Outre l'adresse, les procédures contiennent également l'activité professionnelle du voisin. Par l’examen combiné du métier exercé et de la localisation du foyer, il est donc possible d’enquêter sur le découpage socio-urbain de la cité. Comment celui-ci se présente-t-il ? Quel type de ségrégation met-il en évidence à l’échelon de la ville, du quartier, de la maison ? Autant de questions que l’analyse de l’échantillon doit permettre de débrouiller.
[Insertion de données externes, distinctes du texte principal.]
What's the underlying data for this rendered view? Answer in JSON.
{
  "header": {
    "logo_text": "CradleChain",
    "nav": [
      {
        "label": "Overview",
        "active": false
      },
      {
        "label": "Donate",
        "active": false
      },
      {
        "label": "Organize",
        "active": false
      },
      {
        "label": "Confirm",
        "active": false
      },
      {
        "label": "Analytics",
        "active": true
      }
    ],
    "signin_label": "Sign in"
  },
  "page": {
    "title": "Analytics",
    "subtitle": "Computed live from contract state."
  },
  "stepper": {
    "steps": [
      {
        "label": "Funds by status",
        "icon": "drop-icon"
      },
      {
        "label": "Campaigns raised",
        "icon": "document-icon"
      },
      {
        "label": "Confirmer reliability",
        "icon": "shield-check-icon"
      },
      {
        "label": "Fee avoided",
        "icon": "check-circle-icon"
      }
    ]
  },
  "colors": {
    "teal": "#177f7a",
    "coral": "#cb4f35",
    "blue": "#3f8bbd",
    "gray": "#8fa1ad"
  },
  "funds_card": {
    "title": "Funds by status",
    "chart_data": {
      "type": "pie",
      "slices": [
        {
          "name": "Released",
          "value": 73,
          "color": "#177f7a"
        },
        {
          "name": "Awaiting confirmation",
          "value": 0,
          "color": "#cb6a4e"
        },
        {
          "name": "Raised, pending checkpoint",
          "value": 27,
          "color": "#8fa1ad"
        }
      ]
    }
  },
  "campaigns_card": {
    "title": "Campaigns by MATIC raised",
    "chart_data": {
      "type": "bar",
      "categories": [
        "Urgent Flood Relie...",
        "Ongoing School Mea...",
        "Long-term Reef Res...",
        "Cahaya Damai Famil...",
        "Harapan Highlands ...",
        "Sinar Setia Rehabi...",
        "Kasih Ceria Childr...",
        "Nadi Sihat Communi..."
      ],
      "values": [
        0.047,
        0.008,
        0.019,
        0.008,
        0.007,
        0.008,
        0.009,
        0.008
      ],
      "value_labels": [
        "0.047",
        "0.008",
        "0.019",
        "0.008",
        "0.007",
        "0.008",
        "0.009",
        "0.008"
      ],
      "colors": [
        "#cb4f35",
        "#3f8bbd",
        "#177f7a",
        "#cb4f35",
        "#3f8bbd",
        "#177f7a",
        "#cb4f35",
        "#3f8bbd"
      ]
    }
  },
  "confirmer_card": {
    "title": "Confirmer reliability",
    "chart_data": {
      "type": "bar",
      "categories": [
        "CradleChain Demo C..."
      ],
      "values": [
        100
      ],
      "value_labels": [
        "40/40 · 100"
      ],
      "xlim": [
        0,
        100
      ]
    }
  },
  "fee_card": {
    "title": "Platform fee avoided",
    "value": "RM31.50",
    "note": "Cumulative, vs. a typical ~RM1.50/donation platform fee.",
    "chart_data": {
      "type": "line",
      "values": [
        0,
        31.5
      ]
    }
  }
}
Les archives judiciaires offrent aussi des éléments d'information susceptibles d'enrichir la connaissance du logement urbain et des modes d’habitation. En effet, dans quelques plaintes ou dans certains témoignages, se glissent parfois des indications relatives à l’organisation de l’espace habité. Certes, les renseignements sont rares et de qualité trop inégale pour permettre une approche quantitative ou statistique. On ne saurait, par exemple, la comparer aux inventaires après décès dont l'exploitation a permis des avancées décisives sur « l'art de se loger ». Reste que certaines indications sont précieuses et qu'elles enrichissent la connaissance des « manières d'habiter » dans la cité lyonnaise.

A partir de l'échantillon et des renseignements contenus dans les procédures, il est donc possible d'esquisser un tableau qui rende compte à la fois de l'organisation socio-spatiale de la ville, des conditions de logement et des structures professionnelles de la population lyonnaise. La société des voisins cesse d'être une abstraction pour devenir un groupe d’hommes et de femmes identifiés aux statuts et aux conditions de vie très différents. Derrière le découpage territorial urbain, le mode d'occupation des maisons et la diversité des activités professionnelles, s’ordonne toute une partie des rapports avec autrui dont il est nécessaire de mettre à jour les mécanismes.

Reste à évaluer le degré d’enracinement du voisin dans son quartier. Les vingt-huit pennonages de la ville parviennent-ils à retenir et à fixer durablement ses membres ? La sédentarité demeure-t-elle le modèle dominant d’une cité en pleine expansion alors qu’afflue vers elle quantité de migrants ? Dans les faits, le voisinage présente le visage contrasté d’une communauté où cohabitent des individus durablement installés et d’autres beaucoup plus mobiles. L’historien de Lyon, celui qui cherche à retrouver la façon dont se tisse la trame des relations entre voisins doit prendre la mesure de ce contraste. Il lui faut pouvoir apprécier les allées et venues qui ébranlent la maisonnée et qui modifient son équilibre. N’induisent-elles pas en effet un type de sociabilité spécifique dont les modes et les formes composent le cœur de l’enquête ?

Notes
206.

( ) Garden (M.), op. cit., p. 25.

207.

() Arch. dép. Rhône, BP 3511, 2 novembre 1786.